"art is sustenance"
I am a scarf girl. I got my early education in scarf style when I was 21 and went through chemo. I lost my hair and they covered my head. I sat in cold hospitals and they were a blanket I could wrap myself up into. I embraced the accessory and haven’t looked back. They’re like a beautiful security blanket that I can take out into public, a soft and lovely suit of armor. For aesthetics and my emotional preparedness, a scarf is a necessity.
(early scarf style circa 2000)
To me, Sabina Savage makes the most wonderful scarves. Every bit of them is a piece of art. Her process is exhaustive, in which she delves deeply into art and history for inspiration, researching her subject thoroughly. She couples this academic approach with her incredible imagination to create her own story, and then each design is hand drawn in exquisite detail. Next she begins the process of production, as the scarves and apparel are made in Italy and England.
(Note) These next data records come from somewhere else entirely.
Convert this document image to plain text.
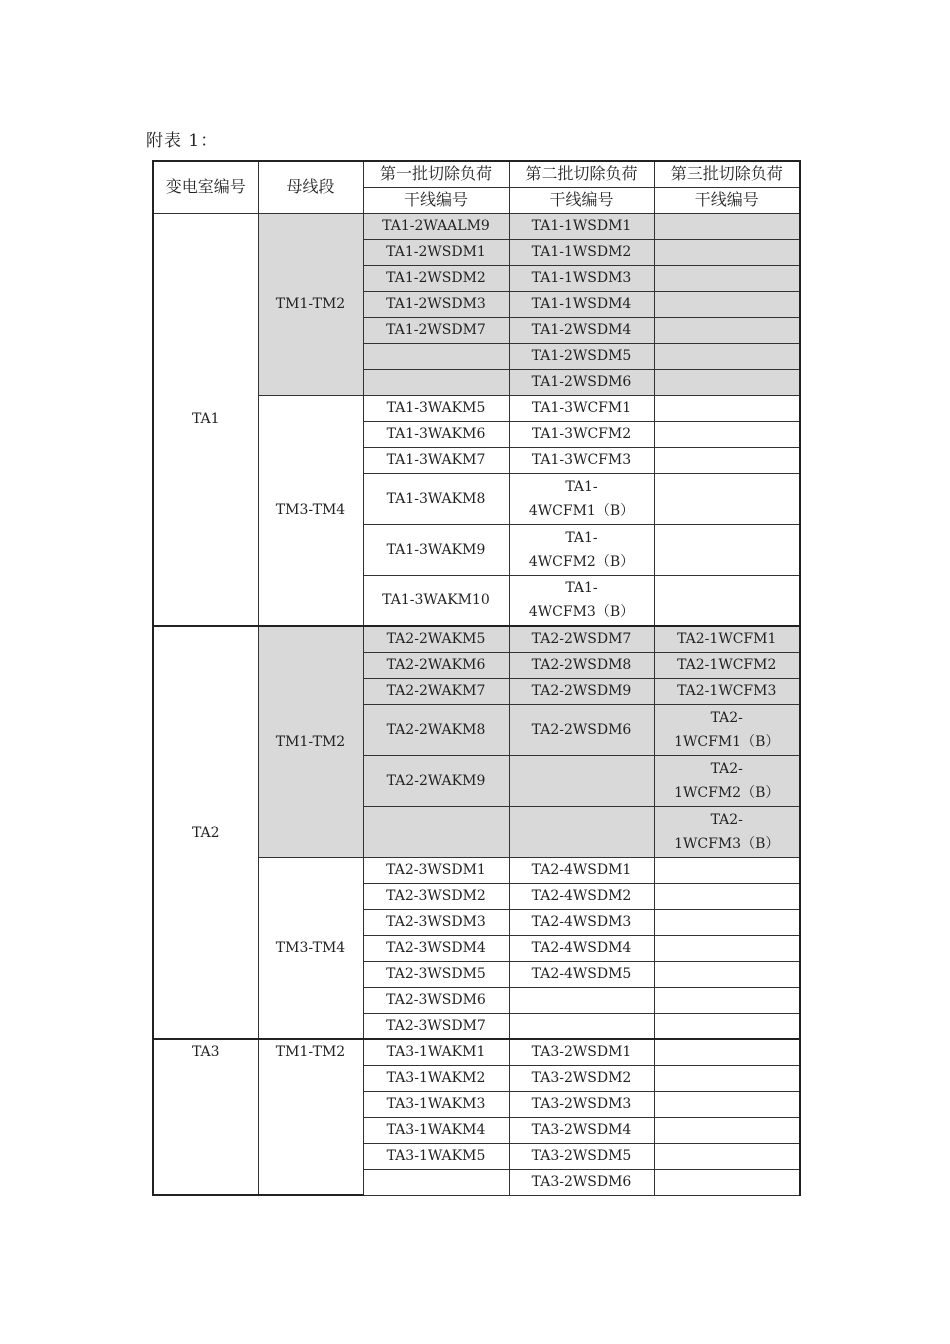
附表 1：
变电室编号	母线段	第一批切除负荷	第二批切除负荷	第三批切除负荷
		干线编号	干线编号	干线编号
TA1	TM1-TM2	TA1-2WAALM9	TA1-1WSDM1	
		TA1-2WSDM1	TA1-1WSDM2	
		TA1-2WSDM2	TA1-1WSDM3	
		TA1-2WSDM3	TA1-1WSDM4	
		TA1-2WSDM7	TA1-2WSDM4	
			TA1-2WSDM5	
			TA1-2WSDM6	
	TM3-TM4	TA1-3WAKM5	TA1-3WCFM1	
		TA1-3WAKM6	TA1-3WCFM2	
		TA1-3WAKM7	TA1-3WCFM3	
		TA1-3WAKM8	TA1-
4WCFM1（B）	
		TA1-3WAKM9	TA1-
4WCFM2（B）	
		TA1-3WAKM10	TA1-
4WCFM3（B）	
TA2	TM1-TM2	TA2-2WAKM5	TA2-2WSDM7	TA2-1WCFM1
		TA2-2WAKM6	TA2-2WSDM8	TA2-1WCFM2
		TA2-2WAKM7	TA2-2WSDM9	TA2-1WCFM3
		TA2-2WAKM8	TA2-2WSDM6	TA2-
1WCFM1（B）
		TA2-2WAKM9		TA2-
1WCFM2（B）
				TA2-
1WCFM3（B）
	TM3-TM4	TA2-3WSDM1	TA2-4WSDM1	
		TA2-3WSDM2	TA2-4WSDM2	
		TA2-3WSDM3	TA2-4WSDM3	
		TA2-3WSDM4	TA2-4WSDM4	
		TA2-3WSDM5	TA2-4WSDM5	
		TA2-3WSDM6		
		TA2-3WSDM7		
TA3	TM1-TM2	TA3-1WAKM1	TA3-2WSDM1	
		TA3-1WAKM2	TA3-2WSDM2	
		TA3-1WAKM3	TA3-2WSDM3	
		TA3-1WAKM4	TA3-2WSDM4	
		TA3-1WAKM5	TA3-2WSDM5	
			TA3-2WSDM6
The result is wearable art. I find it generous that Savage chooses to express her creativity in a way that allows us to carry it with ourselves in our daily lives.
the Wind Horse in silk/wool
In Savage’s work I generally see a theme that speaks broadly to common human experiences. Our first Sabina Savage collection at Tea & Oranges was the Treasures of Pompeii, and in Savage’s telling, the animals of Pompeii are working together to escape the eruption of Mount Vesuvius in 79 AD. This collection came to us in the Fall of 2020 and felt eerily well-timed for the early months of the pandemic and the ways in which we had to work together to get through it all. Now I always find something universally meaningful in Savage’s collections.
I previewed our newest collection from Sabina Savage in late February when I was in the middle of an absolute mess in my personal life. Beyond the stress of it all, it was very isolating. Getting a cancer diagnosis at 21 was a cake walk compared to what we were going through. We spent a long time feeling very alone, scared and facing a ton of uncertainty.
Savage had set up a pop-up in Soho and was previewing the collection there - and I walked into her beautiful, quiet and safe space in the midst of my chaos. Sabina and Johanna went on to tell me about Tales of Tibet: the first king of Tibet falls from the sky and lands on the top Yarlha Shampo, the second largest of four snow mountains of Tibet. The mountain deity takes the form of a mountain goat and finds the new king, who is peculiar looking and obviously extraordinary. He calls to the far reaches of the Himalayas to let the world know that Tibet’s first king has arrived. Three deities hear the call and rush to Yarlha Shampo to bring gifts to the new king. The Wind Horse brings the gift of luck and good fortune, with a divine wish-granting jewel and a mongoose that expels jewels on its back. The Snow Lion, with its intricate armour and healing milk, brings strength. The Song Deer, with the soft music of cranes wings and a parasol that protects from harmful energy, brings serenity and harmony.
the Snow Lion in silk/wool
My secret little thought as I took in this stunning collection was “Sabina made this collection just for me.” I felt like all of these gifts, meant for the king of Tibet, would certainly do me some good on my lonely little journey. I made my selections for the store, and then said to myself that I’d take one of each. I could use a healthy dose of serenity, inner strength, and I certainly wouldn’t turn away good fortune. I left feeling less lonely, like I could keep going down this difficult path, knowing that Sabina Savage had my back.
the Wind Horse in silk, 90cm
One of my favorite quotes as I think about all of this is “art’s not luxury, it’s sustenance.” No matter how overwhelming or enormous our emotions may be - and no matter how incredibly alone I may have felt those moments, art grounded me - and it brings us back to each other. Creative expression connects us, creates a conversation, finds our common human experiences and it heals us.
the Song Deer in silk/wool
Savage, through her own appreciation of history, art and her magnificent imagination brings us her unique expression that is artful and universal This story, which is in some way so specific, is really about and for all of us. Because of this, I believe Savage’s work is not just practical and beautiful, but there is an emotionally sustaining quality to it. There’s something in them that connects to me, I believe there is something that could connect deeply to you, and in that sense, it connects us to each other.
the Snow Lion in silk, 135cm
On our website we do our best to describe the stories and intricacies of each design in Sabina’s collection, so excuse our brevity here. Please check them out here on our website. We always love to share these beautiful things with you in person. If possible, please stop by.
Also, Ethan Hawke’s TedTalk on human creativity has given me plenty of food for thought on this subject and I quote him in the title and above. It also made me think about how we are each uniquely creative and what this adds to our communities. I hope you will check out his thoughtful conversation on creativity here.
I don’t believe that one needs to own art to benefit from it. Planting that seed is sustenance in itself, owning a scarf from Sabina Savage is a lovely luxury. I did recently read about a fun book called the Art Thief by Michael Finkel, about a compulsive art thief who believed art was not fully appreciated unless one lived with it. I don't agree completely, but it is lovely to surround ourselves with art. Fun read, check it out, don’t steal art!